Las Vegas Sun

May 8, 2024

Venetian hit with class-action suit on overtime pay

A Las Vegas attorney has filed a class-action lawsuit on behalf of current and former banquet servers who claim the Venetian resort failed to pay them all of the overtime wages they are due.

Attorney Leon Greenberg filed the suit Jan. 29 in Clark County District Court on behalf of former Venetian server Steven Csomos and potentially more than 100 other employees.

Greenberg said that since July 1, 2005, when a new Nevada overtime law went into effect, the Venetian and other resorts have been required to pay overtime to these employees -- many of whom were previously exempt from overtime laws because they made too much money or received commissions in the form of gratuity or service fees charged to banquet customers.

"Defendant has either required or allowed the plaintiffs to work in excess of 40 hours per week without the payment of overtime wages," says the lawsuit.

The lawsuit argues the overtime rate should be based on a "regular rate" of pay consisting of the employee’s hourly rate and the per-job gratuity charges that were paid by the Venetian on a weekly basis.

The Venetian had no immediate comment on the allegations.
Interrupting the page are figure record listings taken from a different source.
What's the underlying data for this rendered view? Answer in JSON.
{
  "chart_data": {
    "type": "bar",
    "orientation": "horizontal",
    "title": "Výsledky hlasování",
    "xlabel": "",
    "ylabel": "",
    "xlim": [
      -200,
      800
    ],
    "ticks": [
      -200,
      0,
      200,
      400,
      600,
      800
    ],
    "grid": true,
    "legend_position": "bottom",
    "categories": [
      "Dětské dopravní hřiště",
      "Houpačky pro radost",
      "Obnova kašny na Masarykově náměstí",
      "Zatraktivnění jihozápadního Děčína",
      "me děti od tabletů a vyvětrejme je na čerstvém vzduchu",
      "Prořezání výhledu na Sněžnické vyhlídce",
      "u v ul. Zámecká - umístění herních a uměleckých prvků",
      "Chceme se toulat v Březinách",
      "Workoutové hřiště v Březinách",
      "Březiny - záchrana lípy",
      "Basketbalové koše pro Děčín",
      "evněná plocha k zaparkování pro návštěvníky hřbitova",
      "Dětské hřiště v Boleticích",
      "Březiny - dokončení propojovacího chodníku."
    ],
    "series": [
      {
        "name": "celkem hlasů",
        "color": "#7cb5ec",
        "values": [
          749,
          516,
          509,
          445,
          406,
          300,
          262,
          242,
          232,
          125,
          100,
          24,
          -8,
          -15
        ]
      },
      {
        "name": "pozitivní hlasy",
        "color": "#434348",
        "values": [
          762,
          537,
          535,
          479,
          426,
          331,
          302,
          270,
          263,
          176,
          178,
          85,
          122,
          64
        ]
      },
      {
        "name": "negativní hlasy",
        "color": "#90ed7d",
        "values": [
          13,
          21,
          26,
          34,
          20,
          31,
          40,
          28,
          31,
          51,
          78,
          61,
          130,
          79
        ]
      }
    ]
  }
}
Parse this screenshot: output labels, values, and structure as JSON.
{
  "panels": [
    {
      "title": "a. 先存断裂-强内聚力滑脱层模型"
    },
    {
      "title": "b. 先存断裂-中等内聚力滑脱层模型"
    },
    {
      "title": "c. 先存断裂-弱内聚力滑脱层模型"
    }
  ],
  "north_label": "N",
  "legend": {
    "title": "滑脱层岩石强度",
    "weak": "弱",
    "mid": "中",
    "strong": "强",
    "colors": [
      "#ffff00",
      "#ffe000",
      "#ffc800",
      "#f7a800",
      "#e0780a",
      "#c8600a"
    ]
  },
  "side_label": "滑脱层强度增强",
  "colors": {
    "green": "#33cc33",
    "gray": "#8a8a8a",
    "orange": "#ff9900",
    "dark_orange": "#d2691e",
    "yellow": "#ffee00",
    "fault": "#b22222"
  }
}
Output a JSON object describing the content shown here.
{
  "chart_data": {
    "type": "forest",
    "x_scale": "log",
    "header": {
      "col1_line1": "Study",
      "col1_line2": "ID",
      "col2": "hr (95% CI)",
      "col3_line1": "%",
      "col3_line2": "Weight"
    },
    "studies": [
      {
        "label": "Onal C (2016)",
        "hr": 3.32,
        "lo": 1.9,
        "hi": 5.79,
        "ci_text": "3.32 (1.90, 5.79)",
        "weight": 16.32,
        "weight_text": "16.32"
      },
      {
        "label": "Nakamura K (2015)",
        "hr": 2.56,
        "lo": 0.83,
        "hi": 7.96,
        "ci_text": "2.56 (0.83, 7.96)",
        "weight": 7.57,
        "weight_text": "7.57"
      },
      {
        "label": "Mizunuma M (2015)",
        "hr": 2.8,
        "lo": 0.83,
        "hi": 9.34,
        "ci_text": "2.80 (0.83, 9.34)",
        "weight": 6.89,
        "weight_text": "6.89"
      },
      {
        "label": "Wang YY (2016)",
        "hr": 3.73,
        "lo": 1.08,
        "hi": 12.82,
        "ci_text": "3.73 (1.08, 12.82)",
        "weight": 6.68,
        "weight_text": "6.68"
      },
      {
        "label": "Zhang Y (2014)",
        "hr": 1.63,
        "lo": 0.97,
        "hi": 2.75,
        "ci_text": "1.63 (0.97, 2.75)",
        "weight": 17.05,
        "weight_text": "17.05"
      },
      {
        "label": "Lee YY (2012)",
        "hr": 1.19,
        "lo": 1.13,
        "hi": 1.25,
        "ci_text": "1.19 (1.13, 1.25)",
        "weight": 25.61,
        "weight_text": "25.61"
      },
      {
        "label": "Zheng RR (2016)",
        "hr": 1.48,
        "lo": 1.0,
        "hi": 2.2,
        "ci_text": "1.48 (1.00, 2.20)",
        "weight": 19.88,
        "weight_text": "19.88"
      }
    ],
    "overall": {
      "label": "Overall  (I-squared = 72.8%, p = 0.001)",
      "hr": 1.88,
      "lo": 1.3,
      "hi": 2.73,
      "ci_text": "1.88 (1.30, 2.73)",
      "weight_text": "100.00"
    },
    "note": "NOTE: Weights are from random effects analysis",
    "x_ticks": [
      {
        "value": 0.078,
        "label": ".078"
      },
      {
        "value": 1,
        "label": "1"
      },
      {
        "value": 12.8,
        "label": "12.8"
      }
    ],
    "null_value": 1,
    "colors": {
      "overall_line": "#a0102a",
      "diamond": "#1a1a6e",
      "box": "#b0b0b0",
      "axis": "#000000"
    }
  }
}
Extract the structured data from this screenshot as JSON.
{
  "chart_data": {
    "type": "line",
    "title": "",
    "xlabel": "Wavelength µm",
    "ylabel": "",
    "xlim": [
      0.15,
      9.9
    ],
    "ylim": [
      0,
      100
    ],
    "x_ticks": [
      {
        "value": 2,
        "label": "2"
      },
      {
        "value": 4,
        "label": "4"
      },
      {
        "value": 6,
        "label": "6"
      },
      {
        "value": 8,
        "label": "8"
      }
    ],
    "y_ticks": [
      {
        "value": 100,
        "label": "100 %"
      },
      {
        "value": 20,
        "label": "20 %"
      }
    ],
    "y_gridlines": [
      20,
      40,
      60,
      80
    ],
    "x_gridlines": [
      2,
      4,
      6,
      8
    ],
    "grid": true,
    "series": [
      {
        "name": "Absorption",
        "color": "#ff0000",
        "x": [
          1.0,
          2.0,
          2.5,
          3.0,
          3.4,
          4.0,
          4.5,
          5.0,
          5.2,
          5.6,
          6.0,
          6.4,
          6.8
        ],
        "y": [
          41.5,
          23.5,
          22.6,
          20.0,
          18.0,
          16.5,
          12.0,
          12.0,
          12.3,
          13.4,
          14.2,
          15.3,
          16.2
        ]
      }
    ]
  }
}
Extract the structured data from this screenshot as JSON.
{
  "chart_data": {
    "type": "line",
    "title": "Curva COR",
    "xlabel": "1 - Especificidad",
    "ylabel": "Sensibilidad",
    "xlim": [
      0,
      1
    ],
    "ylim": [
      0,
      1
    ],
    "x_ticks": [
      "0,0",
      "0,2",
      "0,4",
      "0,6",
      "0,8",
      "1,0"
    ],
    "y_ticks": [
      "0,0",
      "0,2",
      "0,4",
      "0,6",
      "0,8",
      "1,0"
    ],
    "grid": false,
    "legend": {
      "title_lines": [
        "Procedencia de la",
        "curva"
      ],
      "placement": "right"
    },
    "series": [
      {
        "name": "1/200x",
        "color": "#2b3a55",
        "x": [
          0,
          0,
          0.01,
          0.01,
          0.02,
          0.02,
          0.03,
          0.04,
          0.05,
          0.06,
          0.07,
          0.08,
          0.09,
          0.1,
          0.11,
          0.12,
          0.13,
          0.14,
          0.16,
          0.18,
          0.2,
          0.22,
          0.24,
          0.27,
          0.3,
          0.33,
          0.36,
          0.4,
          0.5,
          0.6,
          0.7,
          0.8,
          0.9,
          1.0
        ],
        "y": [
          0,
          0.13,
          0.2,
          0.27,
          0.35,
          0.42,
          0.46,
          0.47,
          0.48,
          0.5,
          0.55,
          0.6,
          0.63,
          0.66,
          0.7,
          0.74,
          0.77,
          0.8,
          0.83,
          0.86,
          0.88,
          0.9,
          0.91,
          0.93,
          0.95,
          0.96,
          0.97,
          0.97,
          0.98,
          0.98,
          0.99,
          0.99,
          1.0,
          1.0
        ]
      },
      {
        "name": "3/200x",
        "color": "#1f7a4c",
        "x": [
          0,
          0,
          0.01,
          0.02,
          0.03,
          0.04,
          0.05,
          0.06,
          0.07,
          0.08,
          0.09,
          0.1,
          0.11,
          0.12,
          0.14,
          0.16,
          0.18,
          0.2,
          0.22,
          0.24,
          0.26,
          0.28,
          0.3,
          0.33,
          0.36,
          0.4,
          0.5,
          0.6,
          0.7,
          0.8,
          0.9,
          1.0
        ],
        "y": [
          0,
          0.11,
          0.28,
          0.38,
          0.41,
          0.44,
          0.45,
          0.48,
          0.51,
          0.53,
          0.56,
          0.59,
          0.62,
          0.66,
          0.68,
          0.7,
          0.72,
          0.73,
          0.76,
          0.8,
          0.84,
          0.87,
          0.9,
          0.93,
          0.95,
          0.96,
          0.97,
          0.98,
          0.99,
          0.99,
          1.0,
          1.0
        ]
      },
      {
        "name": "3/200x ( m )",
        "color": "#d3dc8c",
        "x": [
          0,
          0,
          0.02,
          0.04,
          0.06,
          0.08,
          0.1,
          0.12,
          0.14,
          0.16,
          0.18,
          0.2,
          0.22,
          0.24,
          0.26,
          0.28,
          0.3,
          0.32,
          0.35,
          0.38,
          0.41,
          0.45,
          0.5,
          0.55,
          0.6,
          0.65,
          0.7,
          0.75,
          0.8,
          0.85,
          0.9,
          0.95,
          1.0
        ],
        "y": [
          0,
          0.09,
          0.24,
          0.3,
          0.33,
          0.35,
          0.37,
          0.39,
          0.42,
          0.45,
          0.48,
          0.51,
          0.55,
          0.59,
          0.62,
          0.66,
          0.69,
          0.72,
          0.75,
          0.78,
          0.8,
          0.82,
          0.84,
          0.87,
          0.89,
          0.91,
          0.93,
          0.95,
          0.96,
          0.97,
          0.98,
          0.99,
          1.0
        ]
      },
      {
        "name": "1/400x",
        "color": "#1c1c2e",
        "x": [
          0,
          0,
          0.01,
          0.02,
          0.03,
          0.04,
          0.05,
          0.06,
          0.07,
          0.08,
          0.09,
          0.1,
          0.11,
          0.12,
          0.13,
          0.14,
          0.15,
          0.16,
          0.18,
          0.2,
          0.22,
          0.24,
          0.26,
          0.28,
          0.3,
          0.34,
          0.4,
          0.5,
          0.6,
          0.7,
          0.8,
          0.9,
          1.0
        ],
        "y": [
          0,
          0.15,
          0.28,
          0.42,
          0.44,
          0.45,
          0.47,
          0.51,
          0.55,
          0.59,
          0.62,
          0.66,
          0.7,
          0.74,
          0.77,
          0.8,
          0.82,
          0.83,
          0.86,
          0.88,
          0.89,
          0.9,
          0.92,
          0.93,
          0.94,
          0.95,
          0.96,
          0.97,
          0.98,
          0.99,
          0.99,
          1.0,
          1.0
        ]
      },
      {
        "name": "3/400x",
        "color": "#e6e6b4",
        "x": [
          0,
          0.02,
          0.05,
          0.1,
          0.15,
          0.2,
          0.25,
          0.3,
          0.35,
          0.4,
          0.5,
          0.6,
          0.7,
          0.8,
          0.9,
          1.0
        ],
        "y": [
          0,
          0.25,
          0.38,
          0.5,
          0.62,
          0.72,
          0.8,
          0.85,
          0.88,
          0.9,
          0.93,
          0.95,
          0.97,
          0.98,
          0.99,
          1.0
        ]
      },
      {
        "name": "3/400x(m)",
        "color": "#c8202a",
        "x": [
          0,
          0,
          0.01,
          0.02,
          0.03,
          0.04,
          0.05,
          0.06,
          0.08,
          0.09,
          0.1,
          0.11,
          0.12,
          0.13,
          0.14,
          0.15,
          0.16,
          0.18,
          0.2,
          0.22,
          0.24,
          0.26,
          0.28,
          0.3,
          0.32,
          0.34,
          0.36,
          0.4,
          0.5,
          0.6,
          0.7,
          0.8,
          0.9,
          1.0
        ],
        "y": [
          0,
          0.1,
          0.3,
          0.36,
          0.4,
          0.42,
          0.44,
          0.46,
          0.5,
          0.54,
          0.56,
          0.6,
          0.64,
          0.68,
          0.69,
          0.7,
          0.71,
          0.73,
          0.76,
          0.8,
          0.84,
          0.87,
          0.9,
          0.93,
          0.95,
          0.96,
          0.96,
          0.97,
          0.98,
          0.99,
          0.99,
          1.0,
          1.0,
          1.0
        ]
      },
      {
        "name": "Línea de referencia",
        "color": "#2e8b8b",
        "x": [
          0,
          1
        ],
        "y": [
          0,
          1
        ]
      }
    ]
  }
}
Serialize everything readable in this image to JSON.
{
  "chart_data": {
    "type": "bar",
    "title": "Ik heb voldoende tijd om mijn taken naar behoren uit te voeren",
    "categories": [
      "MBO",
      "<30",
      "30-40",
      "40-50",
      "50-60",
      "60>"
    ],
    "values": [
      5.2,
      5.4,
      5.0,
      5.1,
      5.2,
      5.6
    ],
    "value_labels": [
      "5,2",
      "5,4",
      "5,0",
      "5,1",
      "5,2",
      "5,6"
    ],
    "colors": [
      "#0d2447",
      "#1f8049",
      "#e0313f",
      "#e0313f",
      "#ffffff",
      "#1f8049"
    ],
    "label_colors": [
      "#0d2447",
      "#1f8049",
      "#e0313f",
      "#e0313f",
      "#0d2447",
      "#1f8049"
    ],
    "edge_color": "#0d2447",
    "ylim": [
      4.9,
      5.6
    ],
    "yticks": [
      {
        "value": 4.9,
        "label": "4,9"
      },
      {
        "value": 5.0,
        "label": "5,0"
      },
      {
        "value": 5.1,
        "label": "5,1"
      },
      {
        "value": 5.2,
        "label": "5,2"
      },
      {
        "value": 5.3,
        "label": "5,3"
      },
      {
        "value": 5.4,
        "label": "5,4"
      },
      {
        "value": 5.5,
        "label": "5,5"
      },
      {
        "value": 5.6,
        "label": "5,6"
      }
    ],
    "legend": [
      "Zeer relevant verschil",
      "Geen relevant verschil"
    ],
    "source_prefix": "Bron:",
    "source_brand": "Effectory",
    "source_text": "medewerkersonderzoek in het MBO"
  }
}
Its policy is generally to not comment on pending litigation.

This isn’t the only Strip resort Greenberg has sued over the issue of overtime pay and the distribution of gratuity service charges to workers.

Last year, he filed a pair of class-action suits on behalf of Mandalay Bay banquet servers.

One suit alleged Mandalay Bay failed to turn the required amount of gratuity service fees over to the workers; the other alleged the workers were due overtime pay.

Both suits were dismissed in December by a federal judge, who found the disputes should have been arbitrated outside of court under the terms of the Culinary Union contract for the Mandalay Bay workers.

Greenberg has appealed those rulings to the 9th U.S. Circuit Court of Appeals, saying the courts are the proper place to enforce the state overtime laws regardless of what the union contract says about labor-management disputes.

The union arbitration issue shouldn’t be factor in the Venetian case, since it’s a nonunion property.

Greenberg argues in all of these lawsuits that the overtime laws serve the public interest.

"One of the major purposes of overtime law, as exemplified in (Nevada code), is to encourage employers to not work individual employees excessively long hours and to foster full employment and the betterment of society at large and the economy by encouraging employers to hire more employees rather than incur the additional costs of working fewer employees longer hours," his suit against the Venetian says.